3) This doesn't relate in any way, shape or form to the NSA metadata program, because the NSA metadata program is about "data voluntarily given to a third party organisation to which you have no reasonable expectation of privacy" (Smith v. Maryland), whereas the Supreme Court has held that "Fourth Amendment protection afforded to closed computer files and hard drives is similar to the protection afforded to a person's closed containers and closed personal effects" (United States v. Peden), which is covered by the fourth Amendment.
4) SCOTUS went out of their way to make clear that they are not doing an assessment of the constitutionality of metadata: "Because the United States and California agree that these cases involve searches incident to arrest, these cases do not implicate the question whether the collection or inspection of aggregated digital information amounts to a search under other circumstances."
The question in this case has nothing whatsoever to do with the NSA, or hacking. It is whether a police officer can search your phone as part of "search incident to a lawful arrest"."
Today it doesn't, just as the Lawrence v. Texas majority didn't directly address same-sex marriage, but was used as a basis for Perry v. Brown and others.

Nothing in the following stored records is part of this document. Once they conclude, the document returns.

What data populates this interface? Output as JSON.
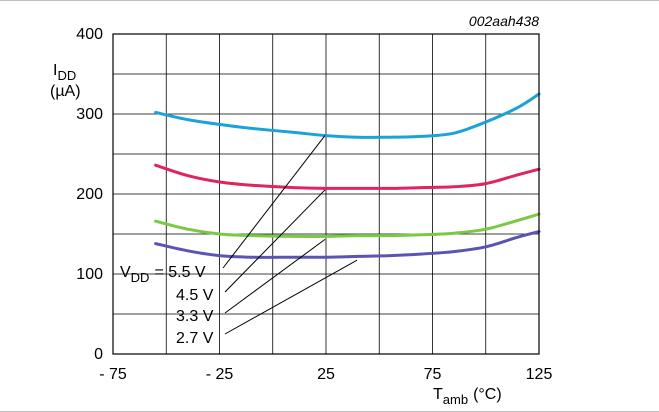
{
  "chart_data": {
    "type": "line",
    "figure_code": "002aah438",
    "ylabel_main": "I",
    "ylabel_sub": "DD",
    "ylabel_unit": "(µA)",
    "xlabel_main": "T",
    "xlabel_sub": "amb",
    "xlabel_unit": "(°C)",
    "xlim": [
      -75,
      125
    ],
    "ylim": [
      0,
      400
    ],
    "x_ticks": [
      -75,
      -25,
      25,
      75,
      125
    ],
    "x_tick_labels": [
      "- 75",
      "- 25",
      "25",
      "75",
      "125"
    ],
    "y_ticks": [
      0,
      100,
      200,
      300,
      400
    ],
    "y_tick_labels": [
      "0",
      "100",
      "200",
      "300",
      "400"
    ],
    "grid": true,
    "series": [
      {
        "label_prefix": "V",
        "label_sub": "DD",
        "label_value": "= 5.5 V",
        "color": "#1ba3d9",
        "x": [
          -55,
          -40,
          -25,
          -10,
          10,
          25,
          40,
          55,
          70,
          85,
          100,
          115,
          125
        ],
        "y": [
          302,
          293,
          287,
          282,
          277,
          273,
          271,
          271,
          272,
          276,
          290,
          308,
          325
        ]
      },
      {
        "label_prefix": "",
        "label_sub": "",
        "label_value": "4.5 V",
        "color": "#e0245e",
        "x": [
          -55,
          -40,
          -25,
          -10,
          10,
          25,
          40,
          55,
          70,
          85,
          100,
          115,
          125
        ],
        "y": [
          236,
          223,
          215,
          211,
          208,
          207,
          207,
          207,
          208,
          209,
          213,
          224,
          231
        ]
      },
      {
        "label_prefix": "",
        "label_sub": "",
        "label_value": "3.3 V",
        "color": "#7ac943",
        "x": [
          -55,
          -40,
          -25,
          -10,
          10,
          25,
          40,
          55,
          70,
          85,
          100,
          115,
          125
        ],
        "y": [
          166,
          156,
          150,
          148,
          147,
          147,
          148,
          148,
          149,
          151,
          156,
          167,
          175
        ]
      },
      {
        "label_prefix": "",
        "label_sub": "",
        "label_value": "2.7 V",
        "color": "#5c54b3",
        "x": [
          -55,
          -40,
          -25,
          -10,
          10,
          25,
          40,
          55,
          70,
          85,
          100,
          115,
          125
        ],
        "y": [
          138,
          129,
          123,
          121,
          121,
          121,
          122,
          123,
          125,
          128,
          134,
          146,
          153
        ]
      }
    ]
  }
}
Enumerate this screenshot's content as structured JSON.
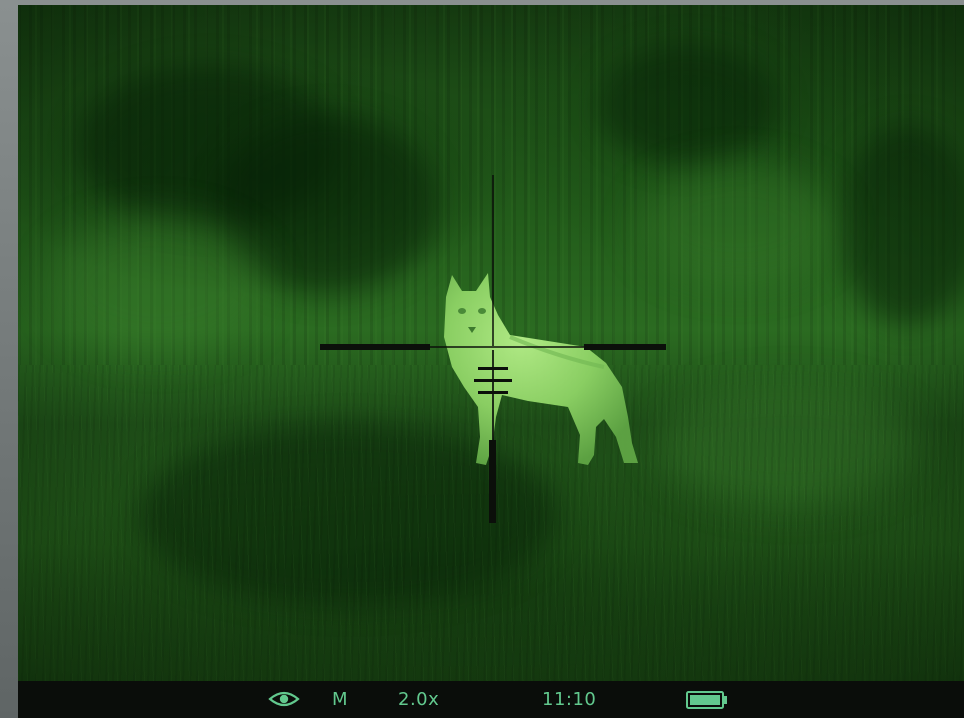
{
  "status_bar": {
    "view_mode_icon": "eye-icon",
    "mode": "M",
    "zoom": "2.0x",
    "time": "11:10",
    "battery_icon": "battery-icon",
    "battery_level": 1.0
  },
  "colors": {
    "night_vision_green": "#2b6b21",
    "status_text": "#62c98e",
    "reticle": "#0b0f0a",
    "status_bar_bg": "#0a0d0a"
  }
}
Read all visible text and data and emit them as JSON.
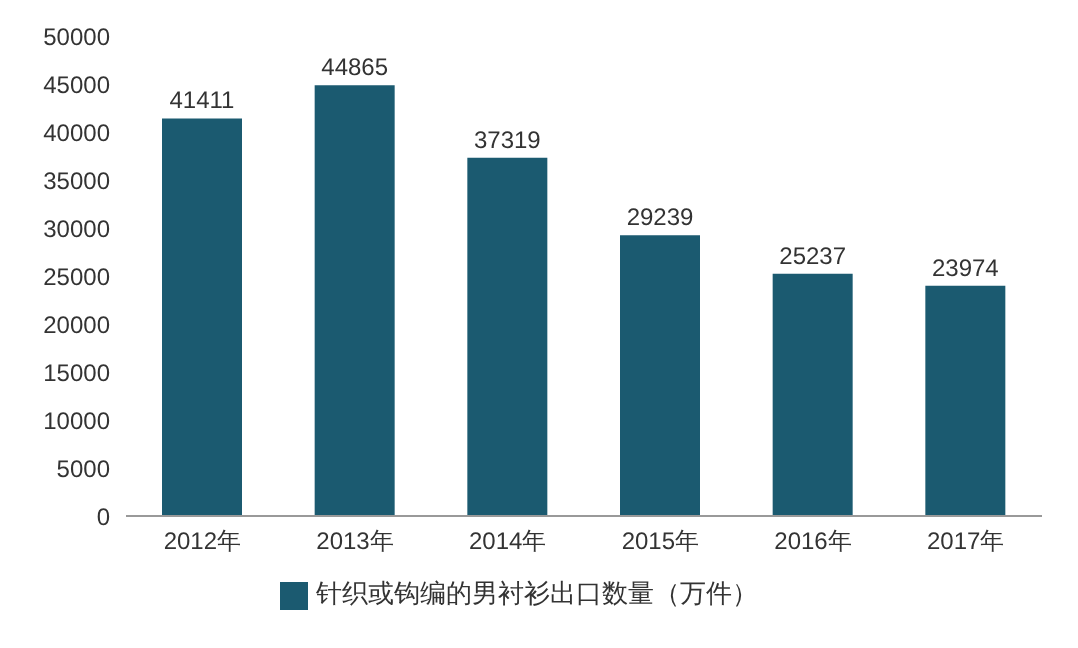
{
  "chart_data": {
    "type": "bar",
    "categories": [
      "2012年",
      "2013年",
      "2014年",
      "2015年",
      "2016年",
      "2017年"
    ],
    "series": [
      {
        "name": "针织或钩编的男衬衫出口数量（万件）",
        "color": "#1b5a70",
        "values": [
          41411,
          44865,
          37319,
          29239,
          25237,
          23974
        ]
      }
    ],
    "ylim": [
      0,
      50000
    ],
    "yticks": [
      0,
      5000,
      10000,
      15000,
      20000,
      25000,
      30000,
      35000,
      40000,
      45000,
      50000
    ],
    "data_labels": true,
    "legend": "bottom",
    "grid": false
  }
}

Why not? Because that wasn't the issue brought before the court. Courts tend to confine their rulings to the scope of the issue at hand... which is what we saw today in National Labor Relations Board v. Noel Canning where they largely shot down recess appointments but did not vacate previous NLRB rulings since the unlawful recess appointments... rulings that will be subjects of separate cases whose eventual rulings will be based on todays ruling.